Symyx Research for Refining provides companies with small scope, flexible service projects where clients pay per experiment, allowing scientists to access capability when and where they need it.
Symyx has announced the expansion of Symyx Research to include refining R+D services.
The company's expertise is based on more than ten years of catalyst development experience throughout the petrochemical and chemical industries.
"Refiners around the world are facing increasing environmental regulations, decreasing margins, and lower-quality feedstocks.
"It is critically important for chemists and researchers in the refining industry to develop and evaluate new catalysts to address these challenges," said Richard Boehner, president of Symyx Research.
"Refining companies have catalyst experts.
"Symyx Research for Refining provides a means for these scientists to access results for experiments in experimental spaces they define".
Symyx Research for Refining gives companies access to Symyx's installed base of high-throughput experimentation technology and analytics as well as expert staff to synthesise and screen new catalyst libraries or screen client-provided catalysts for catalytic performance.
This flexible, fee-for-service model allows the client to define experiment sets, own the scientific IP and pay no royalties.
Infrastructure available through Symyx Research for Refining includes catalyst research and development capabilities for naphtha hydrodesulphurisation, diesel hydrodesulphurisation (and HDN), reforming, VGO hydrotreating, hydrocracking, lubes hydrotreating and alkylation.
With Symyx Research for Refining, the world's leaders in refining technology can reduce the number of pilot plant runs required for catalyst development by executing lab scale 'pilot plant representative' studies to identify catalysts and conditions that yield greater probabilities of success.

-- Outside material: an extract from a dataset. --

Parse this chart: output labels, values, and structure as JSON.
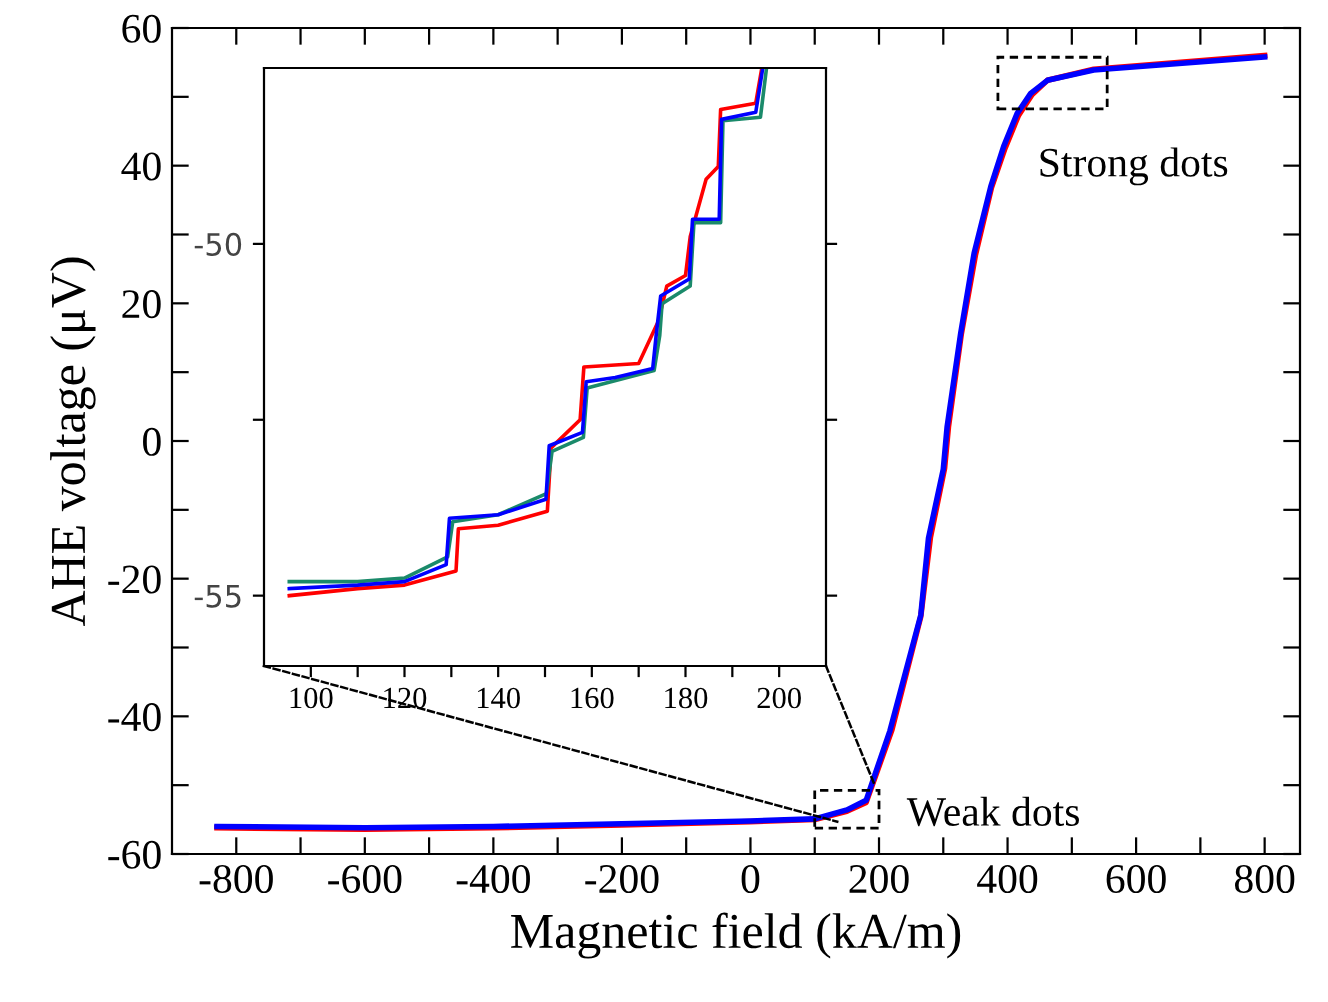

In addition, proprietary fixed-bed reactor technology for gas phase reactions and trickle-bed reactor technology for high conversion studies gives companies representative pilot plant data without investing in additional infrastructure.
"Clients can now access pilot plant quality data from laboratory reactors, using real feedstocks," said Sam Bergh, vice president of engineering, Symyx Technologies.
"This enables researchers to select catalysts with the greatest probability of success without having to perform numerous costly and time-consuming pilot plant runs on each candidate.
"Symyx Research provides not only a service to synthesise catalyst libraries but also to screen those catalysts in only a few months."